Él se cubre los ojos con las manos.
—No quieras saber tantas cosas —me aconseja—. Sólo vas a conseguir ponerte más nerviosa.
Una noche mi amiga estadounidense Maria, su marido Giulio y yo nos enzarzamos en una larga discusión sobre el misterio de mi caja desaparecida. Maria opina que en una sociedad civilizada se debe tener la seguridad de que las oficinas de correos te van a entregar los envíos a tiempo, pero Giulio dice que no está de acuerdo. Según él, una oficina de correos no es un asunto del todo humano, sino que depende del destino, y la entrega de un paquete no es algo que pueda garantizarse del todo. Maria, indignada, dice que ésta es una prueba más del cisma entre los protestantes y los católicos. Pero el mejor argumento, según ella, es el hecho de que los italianos —incluido su marido— sean incapaces de organizarse la vida, ni siquiera con una semana de antelación. Si a una mujer protestante del Medio Oeste americano le pides que sugiera un día para cenar la semana siguiente, esa mujer protestante, creyéndose dueña de su propio destino, dirá: «El jueves me viene muy bien». Pero, si le pides a un católico de Calabria que haga lo mismo, se encogerá de hombros, elevará los ojos hacia los cielos y preguntará: «¿Quién de nosotros puede saber si podrá ir a una cena el jueves por la noche si estamos en manos de Dios y no sabemos cuál es nuestro destino?».
Aun así, voy a la oficina de correos un par de veces para intentar averiguar qué le ha pasado a mi caja, pero es inútil. La funcionaria de correos romana no está dispuesta a que mi presencia interrumpa la charla telefónica con su novio. Y mi dominio del italiano —que ha ido mejorando, la verdad sea dicha— me falla por lo estresante de las circunstancias. Intento hablar con cierta lógica sobre mi caja desaparecida, pero la mujer me mira como si estuviese haciendo pompas de saliva.

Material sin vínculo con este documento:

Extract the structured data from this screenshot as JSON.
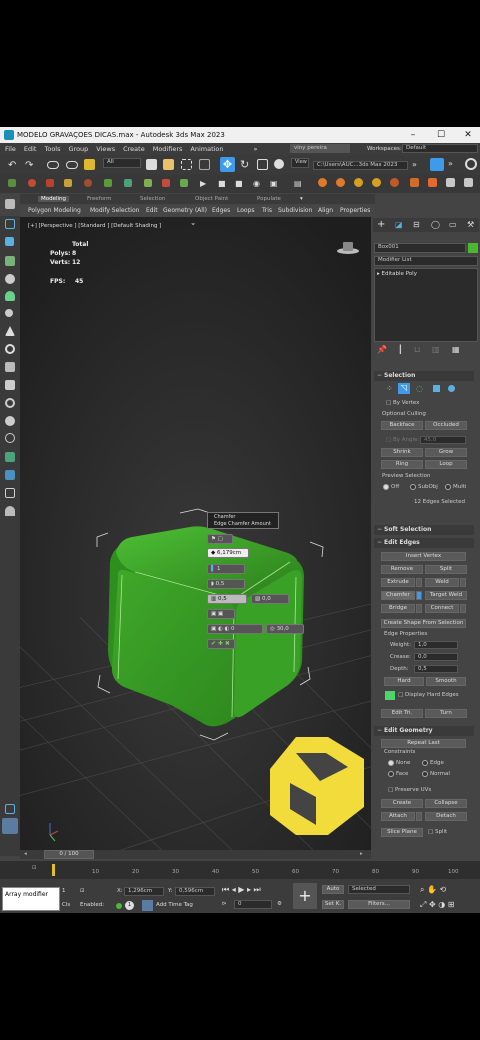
{
  "window": {
    "title": "MODELO GRAVAÇOES DICAS.max - Autodesk 3ds Max 2023",
    "controls": [
      "–",
      "☐",
      "✕"
    ]
  },
  "menubar": {
    "items": [
      "File",
      "Edit",
      "Tools",
      "Group",
      "Views",
      "Create",
      "Modifiers",
      "Animation"
    ],
    "more": "»",
    "user": "viny pereira",
    "workspaces_label": "Workspaces:",
    "workspaces_value": "Default"
  },
  "toolbar": {
    "selection_filter": "All",
    "view_label": "View",
    "path": "C:\\Users\\AUC...3ds Max 2023"
  },
  "ribbon": {
    "tabs": [
      "Modeling",
      "Freeform",
      "Selection",
      "Object Paint",
      "Populate"
    ],
    "subtabs": [
      "Polygon Modeling",
      "Modify Selection",
      "Edit",
      "Geometry (All)",
      "Edges",
      "Loops",
      "Tris",
      "Subdivision",
      "Align",
      "Properties"
    ]
  },
  "viewport": {
    "label": "[+] [Perspective ] [Standard ] [Default Shading ]",
    "stats": {
      "total_label": "Total",
      "polys_label": "Polys:",
      "polys": "8",
      "verts_label": "Verts:",
      "verts": "12",
      "fps_label": "FPS:",
      "fps": "45"
    },
    "chamfer_tooltip": {
      "title": "Chamfer",
      "subtitle": "Edge Chamfer Amount"
    },
    "caddy": {
      "amount": "6,179cm",
      "segments": "1",
      "tension": "0,5",
      "depth": "0,5",
      "end_bias": "0,0",
      "angle": "0",
      "smooth": "30,0"
    }
  },
  "command_panel": {
    "object_name": "Box001",
    "modifier_list": "Modifier List",
    "stack": [
      "Editable Poly"
    ],
    "selection": {
      "title": "Selection",
      "by_vertex": "By Vertex",
      "ignore_backfacing": "Optional Culling",
      "backface": "Backface",
      "occluded": "Occluded",
      "by_angle_label": "By Angle:",
      "by_angle_value": "45,0",
      "shrink": "Shrink",
      "grow": "Grow",
      "ring": "Ring",
      "loop": "Loop",
      "preview_label": "Preview Selection",
      "preview_options": [
        "Off",
        "SubObj",
        "Multi"
      ],
      "status": "12 Edges Selected"
    },
    "soft_selection": {
      "title": "Soft Selection"
    },
    "edit_edges": {
      "title": "Edit Edges",
      "insert_vertex": "Insert Vertex",
      "remove": "Remove",
      "split": "Split",
      "extrude": "Extrude",
      "weld": "Weld",
      "chamfer": "Chamfer",
      "target_weld": "Target Weld",
      "bridge": "Bridge",
      "connect": "Connect",
      "create_shape": "Create Shape From Selection",
      "edge_props": "Edge Properties",
      "weight_label": "Weight:",
      "weight": "1,0",
      "crease_label": "Crease:",
      "crease": "0,0",
      "depth_label": "Depth:",
      "depth": "0,5",
      "hard": "Hard",
      "smooth": "Smooth",
      "display_hard": "Display Hard Edges",
      "edit_tri": "Edit Tri.",
      "turn": "Turn"
    },
    "edit_geometry": {
      "title": "Edit Geometry",
      "repeat_last": "Repeat Last",
      "constraints_label": "Constraints",
      "constraint_options": [
        "None",
        "Edge",
        "Face",
        "Normal"
      ],
      "preserve_uvs": "Preserve UVs",
      "create": "Create",
      "collapse": "Collapse",
      "attach": "Attach",
      "detach": "Detach",
      "slice_plane": "Slice Plane",
      "split": "Split"
    }
  },
  "timeline": {
    "frame_label": "0 / 100",
    "ticks": [
      "10",
      "20",
      "30",
      "40",
      "50",
      "60",
      "70",
      "80",
      "90",
      "100"
    ]
  },
  "status_bar": {
    "script_text": "Array modifier",
    "x_label": "X:",
    "x_value": "1,296cm",
    "y_label": "Y:",
    "y_value": "0,596cm",
    "enabled_label": "Enabled:",
    "add_time_tag": "Add Time Tag",
    "auto_label": "Auto",
    "selected_label": "Selected",
    "setk_label": "Set K.",
    "filters_label": "Filters...",
    "frame_value": "0",
    "cls_label": "Cls",
    "scene_count": "1"
  },
  "colors": {
    "accent": "#3d9be9",
    "object_green": "#4db82f",
    "logo_yellow": "#f2dc3b"
  }
}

—¿Puede que llegue la semana que viene? —le pregunto en italiano.
Se encoge de hombros y dice:
—Magari.
Otra expresión coloquial intraducible, que está a medio camino entre «Ojalá» y «Más quisieras, capulla».
Bueno, pues no hay mal que por bien no venga. La verdad es que ya ni me acuerdo de qué libros me había mandado a mí misma. Serían cosas que pensé que me convenía estudiar para entender Italia bien del todo. Había llenado la caja hasta arriba de documentación pendiente sobre Roma, pero ahora que estoy aquí tampoco me parece tan importante. Creo que hasta había metido todos los volúmenes de la Historia de la decadencia y caída del Imperio Romano, de Gibbon. Puede que sea más feliz habiéndome quedado sin todo ello, la verdad. Con lo corta que es la vida, ¿realmente quiero pasarme una nonagésima parte de la mía en esta tierra leyendo a Edward Gibbon?